Hemoglobin, nitric oxide and molecular mechanisms of hypoxic vasodilation

Abstract

The protected transport of nitric oxide (NO) by hemoglobin (Hb) links the metabolic activity of working tissue to the regulation of its local blood supply through hypoxic vasodilation. This physiologic mechanism is allosterically coupled to the O(2) saturation of Hb and involves the covalent binding of NO to a cysteine residue in the beta-chain of Hb (Cys beta93) to form S-nitrosohemoglobin (SNO-Hb). Subsequent S-transnitrosation, the transfer of NO groups to thiols on the RBC membrane and then in the plasma, preserves NO vasodilator activity for delivery to the vascular endothelium.
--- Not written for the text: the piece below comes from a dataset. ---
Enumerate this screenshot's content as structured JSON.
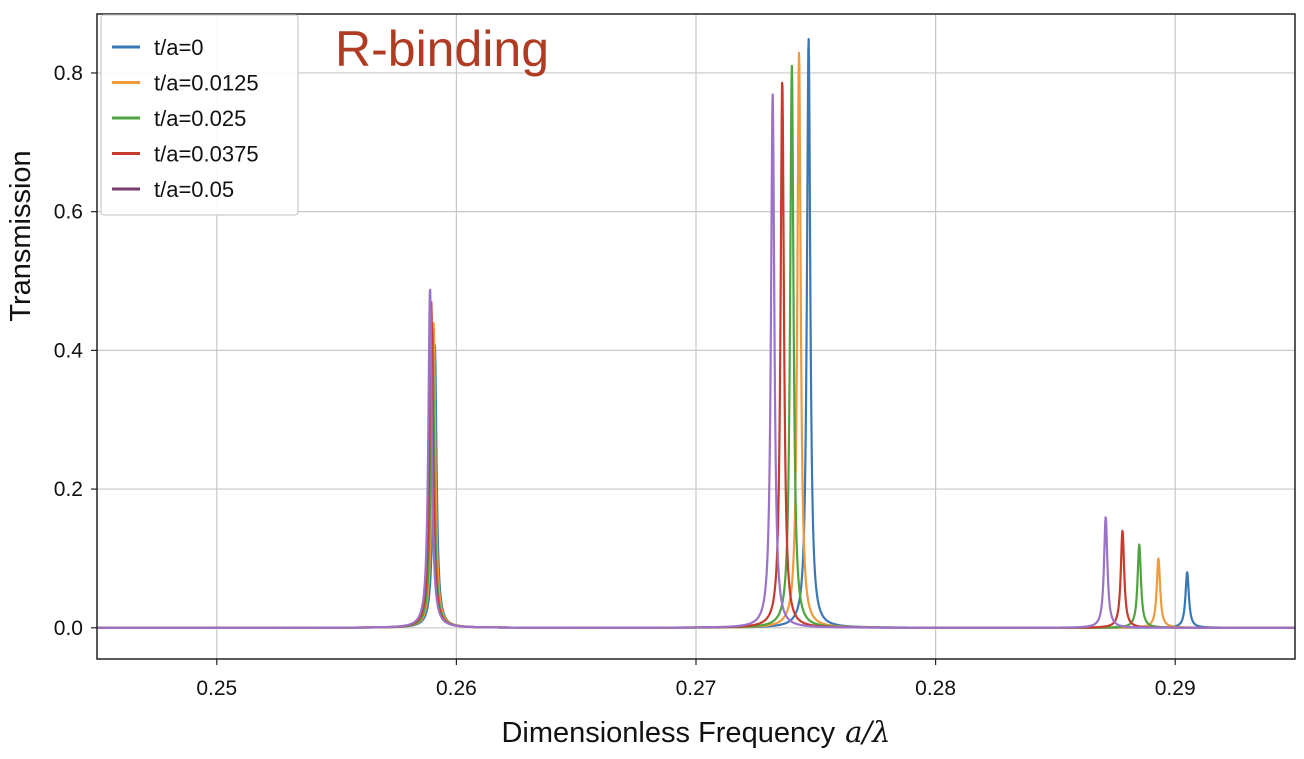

This SNO-Hb paradigm provides insight into the respiratory cycle and a new therapeutic focus for diseases involving abnormal microcirculatory perfusion. In addition, the formation of S-nitrosothiols in other proteins may regulate an array of physiological functions.

Figure 1

Hypoxic vasodilation. (a) RBCs containing oxygenated Hb (R-state) approaching a microvascular branch point (i) are preferentially directed to a dilated capillary that supplies actively metabolizing tissue because desaturation of preceding RBCs (ii) has caused the allosteric release of NO bioactivity in the form of SNOs. RBCs containing deoxygenated Hb (T-state) enter the venous system where NO from several sources in the plasma as well as from SNO-Hb (thiol to heme transfer) recharge the HbFe- NO stores (iii) by binding hemes in the β-chains, forming metHb-containing hybrids (Fe^III/NO). Re-oxygenation in the lungs (inset, iv) displaces NO from the hemes to β93 cysteines, restoring the dilator capacity of the RBCs. AE1, Anion Exchanger 1. (b) The contribution of RBC-transported NO bioactivity is shown in the graph, in which the straight descending line reflects the availability of O₂ without vasodilation. The shaded area represents the increased O₂ extraction enabled by hypoxic vasodilation (data from [15,20,22,85]).